Impact of a New Radiation Scheme on Simulated Climate in the Global–Regional Integrated SysTem Model under Varying Physical Parameterization Schemes

Abstract

In this study, the radiation scheme BCC-RAD (Beijing Climate Center RADiative transfer model) developed for global climate models is implemented into the Global–Regional Integrated SysTem (GRIST) model as an alternative to the default RRTMG (general circulation model (GCM) version of the Rapid Radiative Transfer Model) scheme.
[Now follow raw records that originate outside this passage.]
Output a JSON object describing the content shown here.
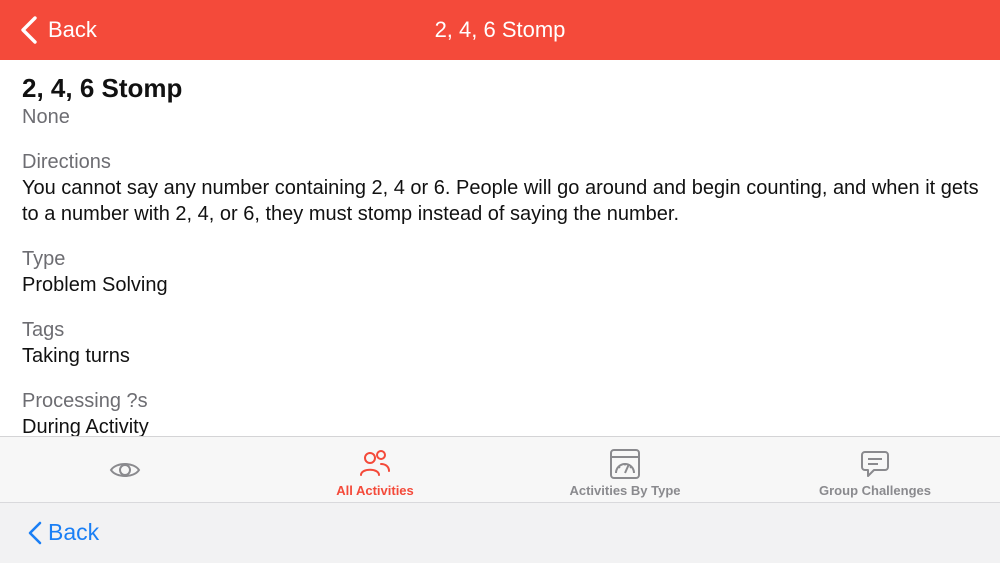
{
  "navbar": {
    "back_label": "Back",
    "title": "2, 4, 6 Stomp",
    "color": "#f44a3a"
  },
  "activity": {
    "title": "2, 4, 6 Stomp",
    "subtitle": "None",
    "sections": [
      {
        "label": "Directions",
        "value": "You cannot say any number containing 2, 4 or 6. People will go around and begin counting, and when it gets to a number with 2, 4, or 6, they must stomp instead of saying the number."
      },
      {
        "label": "Type",
        "value": "Problem Solving"
      },
      {
        "label": "Tags",
        "value": "Taking turns"
      },
      {
        "label": "Processing ?s",
        "value": "During Activity"
      }
    ]
  },
  "tabbar": {
    "tabs": [
      {
        "label": "",
        "icon": "eye-icon",
        "active": false
      },
      {
        "label": "All Activities",
        "icon": "people-icon",
        "active": true
      },
      {
        "label": "Activities By Type",
        "icon": "dashboard-gauge-icon",
        "active": false
      },
      {
        "label": "Group Challenges",
        "icon": "speech-bubble-icon",
        "active": false
      }
    ],
    "active_color": "#f44a3a",
    "inactive_color": "#8a8a8e"
  },
  "bottombar": {
    "back_label": "Back",
    "color": "#1a7ff5"
  }
}
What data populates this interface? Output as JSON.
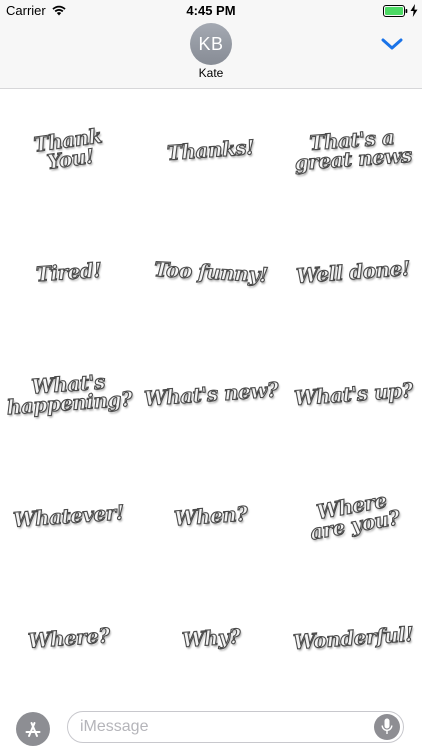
{
  "status_bar": {
    "carrier": "Carrier",
    "time": "4:45 PM",
    "battery_color": "#4cd964"
  },
  "header": {
    "avatar_initials": "KB",
    "contact_name": "Kate",
    "accent_color": "#1a73e8"
  },
  "stickers": [
    "Thank\nYou!",
    "Thanks!",
    "That's a\ngreat news",
    "Tired!",
    "Too funny!",
    "Well done!",
    "What's\nhappening?",
    "What's new?",
    "What's up?",
    "Whatever!",
    "When?",
    "Where\nare you?",
    "Where?",
    "Why?",
    "Wonderful!"
  ],
  "input_bar": {
    "placeholder": "iMessage",
    "app_icon": "app-store-icon",
    "mic_icon": "mic-icon"
  }
}
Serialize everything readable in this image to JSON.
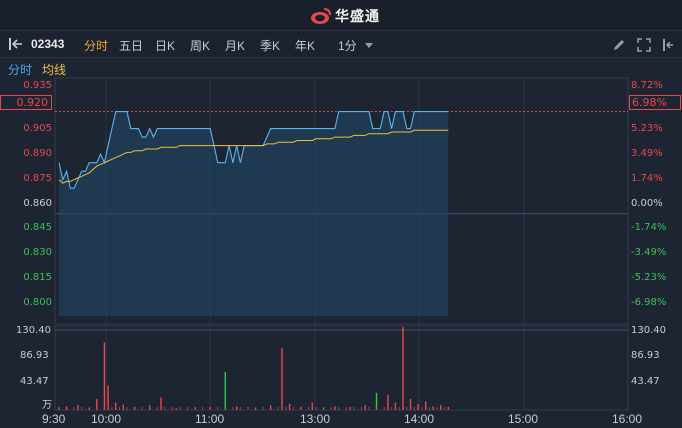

Its impact on the simulated climate is comprehensively evaluated under different physics parametrization packages, in comparison with both the CERES (partly from ERA5 reanalysis) observations and multi-model results from CMIP6. The results indicate that under the default physics parameterization package of GRIST (PhysC), BCC-RAD improved the simulated global mean cloud cover by ~3% and the clear-sky outgoing longwave radiation by ~5.6 W/m2. Upon the inclusion of the PhysCN parameterization package, BCC-RAD exhibited further improvement in simulated cloud cover and radiative forcing (particularly longwave radiative forcing, the bias of which decreases from −9.2 W/m2 to −1.8 W/m2), leading it to be closer to observations than RRTMG. Additionally, BCC-RAD improved the simulation of atmospheric temperature and hence notably diminished the apparent overestimation of atmospheric humidity seen in RRTMG. This study demonstrates the advantages of BCC-RAD over RRTMG in certain aspects of the GRIST-simulated climate, verifying its capability for the climate-oriented configuration of GRIST.